Entenda como as Guerras do Ópio tiveram papel fundamental na origem

Juan Torres Publicado em 06/09/2020, às 09h00

Padrão chinês de L´Ornement Polychrome (1888)
Padrão chinês de L´Ornement Polychrome (1888) - Divulgação/Albert Racinet (1825-1893)

Não é necessário ter muita imaginação para pensar no potencial de venda de qualquer lojinha em um país com 1,4 bilhão de pessoas. É por isso que, tanto hoje como no passado, os grandes países produtores querem atuar na China.

No século 19, esse mercado gigantesco foi assediado pela Inglaterra, que estava no auge da Revolução Industrial e precisava de consumidores para seus produtos. Só que era difícil ter acesso ao país, que permanecia fechado ao Ocidente.

O jeito foi partir para a briga. Nessa época, ocorreram as Guerras do Ópio, em duas etapas (1839-1842 e 1856 1860). Vitoriosos, os ingleses impuseram o monopólio da comercialização do ópio com os chineses e ainda ocuparam a ilha de Hong Kong, só devolvida em 1997.  Um negócio da China mesmo. Ou seja: lucrativo.

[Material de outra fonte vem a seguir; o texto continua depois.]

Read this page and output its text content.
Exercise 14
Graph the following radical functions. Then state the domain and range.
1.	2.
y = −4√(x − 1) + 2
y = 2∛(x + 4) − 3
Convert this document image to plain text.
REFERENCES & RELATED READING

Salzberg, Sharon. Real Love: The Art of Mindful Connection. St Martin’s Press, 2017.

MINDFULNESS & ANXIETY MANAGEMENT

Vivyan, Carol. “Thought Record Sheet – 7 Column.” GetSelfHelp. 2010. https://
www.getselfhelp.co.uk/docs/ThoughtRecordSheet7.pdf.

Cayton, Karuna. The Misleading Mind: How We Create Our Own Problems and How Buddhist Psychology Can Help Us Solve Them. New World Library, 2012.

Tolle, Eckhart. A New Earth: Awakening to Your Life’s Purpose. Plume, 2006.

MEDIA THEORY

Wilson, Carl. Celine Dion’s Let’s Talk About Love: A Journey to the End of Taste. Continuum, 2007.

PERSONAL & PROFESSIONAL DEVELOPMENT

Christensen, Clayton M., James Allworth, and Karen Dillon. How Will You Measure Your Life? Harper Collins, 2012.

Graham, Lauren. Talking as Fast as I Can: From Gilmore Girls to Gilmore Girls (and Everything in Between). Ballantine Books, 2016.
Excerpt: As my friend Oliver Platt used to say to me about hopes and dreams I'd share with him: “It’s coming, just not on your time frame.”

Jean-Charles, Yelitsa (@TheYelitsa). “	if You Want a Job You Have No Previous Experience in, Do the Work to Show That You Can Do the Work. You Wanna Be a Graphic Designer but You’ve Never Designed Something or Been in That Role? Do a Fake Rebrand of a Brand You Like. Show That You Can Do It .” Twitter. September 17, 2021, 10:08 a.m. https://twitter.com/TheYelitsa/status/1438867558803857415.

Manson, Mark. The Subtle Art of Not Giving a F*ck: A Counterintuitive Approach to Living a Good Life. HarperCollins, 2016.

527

Quadro representando a Guerra do Ópio /Crédito: Wikimedia Commons

 

Outra versão para a origem do termo está no livro de divulgação etimológica A Casa da Mãe Joana, de Reinaldo Pimenta. Segundo o autor, a expressão se originou das viagens de Marco Polo ao Oriente, no século 13. “Com a divulgação de sua narrativa, a China ficou conhecida como uma terra de coisas mirabolantes, exóticas, atraindo a ambição de comerciantes”, descreveu.